(Bloomberg) -- Japan’s economy advanced for a fifth straight quarter, the longest expansion in a decade, supported by continued strength in exports. Domestic demand rebounded, but economists question whether this strength will continue.
Highlights of GDP report
The last time Japan strung together this many quarters of growth was in 2006, during the government of then-Prime Minister Junichiro Koizumi. Under the nation’s current leader, Shinzo Abe, the economy is again benefiting from a competitive currency and exporters are leading growth. The first-quarter rebound in private consumption, which accounts for about 60 percent of GDP, comes after weakness the previous quarter. There is concern that spending may falter again, with stronger wage gains needed to support households and to allow retailers to raise prices.
- "Exports have taken the lead in the recovery, and domestic demand wasn’t bad, showing resilience with household spending turning positive," said Masaki Kuwahara, senior economist at Nomura Securities Co., which correctly forecast the 2.2 percent expansion.
- "Looking ahead, the growth rate will slow a bit, if not turn negative, toward the second half of this year as China’s economic indicators are weakening a bit.
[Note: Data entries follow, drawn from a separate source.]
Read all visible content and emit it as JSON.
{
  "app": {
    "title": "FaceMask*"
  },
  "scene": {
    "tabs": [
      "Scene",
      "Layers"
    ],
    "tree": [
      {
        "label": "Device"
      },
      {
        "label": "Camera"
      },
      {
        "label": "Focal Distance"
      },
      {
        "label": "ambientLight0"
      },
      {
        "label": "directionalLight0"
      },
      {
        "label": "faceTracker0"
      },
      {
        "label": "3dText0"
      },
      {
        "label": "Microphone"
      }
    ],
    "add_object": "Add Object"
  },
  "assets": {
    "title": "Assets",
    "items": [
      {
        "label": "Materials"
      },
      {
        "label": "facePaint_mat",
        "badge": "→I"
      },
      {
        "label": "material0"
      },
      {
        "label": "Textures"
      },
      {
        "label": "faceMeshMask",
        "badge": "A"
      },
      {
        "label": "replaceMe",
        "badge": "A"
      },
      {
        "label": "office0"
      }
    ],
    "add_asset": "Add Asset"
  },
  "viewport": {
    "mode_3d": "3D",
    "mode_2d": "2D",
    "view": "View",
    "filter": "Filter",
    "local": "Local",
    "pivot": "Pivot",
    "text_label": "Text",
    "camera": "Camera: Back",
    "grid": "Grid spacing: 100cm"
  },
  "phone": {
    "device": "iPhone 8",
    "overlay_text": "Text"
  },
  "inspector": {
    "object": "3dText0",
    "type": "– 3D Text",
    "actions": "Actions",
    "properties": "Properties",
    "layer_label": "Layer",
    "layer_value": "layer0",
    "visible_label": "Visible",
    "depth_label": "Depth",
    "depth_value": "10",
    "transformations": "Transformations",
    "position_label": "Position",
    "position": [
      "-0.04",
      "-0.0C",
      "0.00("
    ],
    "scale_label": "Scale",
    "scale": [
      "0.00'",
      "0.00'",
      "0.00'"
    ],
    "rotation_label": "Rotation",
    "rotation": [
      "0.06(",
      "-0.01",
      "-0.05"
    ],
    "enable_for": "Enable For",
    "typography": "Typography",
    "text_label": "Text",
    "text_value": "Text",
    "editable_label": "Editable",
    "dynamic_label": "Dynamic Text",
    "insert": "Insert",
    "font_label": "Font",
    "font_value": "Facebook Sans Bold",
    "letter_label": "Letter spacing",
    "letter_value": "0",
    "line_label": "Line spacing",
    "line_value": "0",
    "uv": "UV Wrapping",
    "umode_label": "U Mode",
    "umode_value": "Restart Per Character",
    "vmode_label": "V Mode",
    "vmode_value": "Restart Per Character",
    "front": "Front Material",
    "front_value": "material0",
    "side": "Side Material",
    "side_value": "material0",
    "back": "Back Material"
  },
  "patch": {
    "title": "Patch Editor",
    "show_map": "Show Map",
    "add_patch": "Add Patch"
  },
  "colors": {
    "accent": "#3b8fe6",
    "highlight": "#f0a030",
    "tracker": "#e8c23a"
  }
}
I’m expecting exports to slow down, weighing on the overall growth rate,” said Kuwahara.
- "It’s a pretty impressive number but I don’t think this can continue for a while," said Takashi Shiono, an economist at Credit Suisse Group AG.
- "Uncertainties are increasing rapidly with the chaos at the White House and a pickup cycle in global production could end soon," said Shiono. "The risk-off sentiment in the market will put pressure on the yen to strengthen and that will weigh on Japan’s economy."
- Measured quarter-on-quarter, GDP rose 0.5 percent (estimate +0.5 percent).
- Domestic demand contributed 0.4 percentage point to GDP in the first quarter.
- Private inventories added 0.1 percentage point to GDP.
- The GDP deflator, a broad measure of price changes, fell 0.8 percent from a year earlier.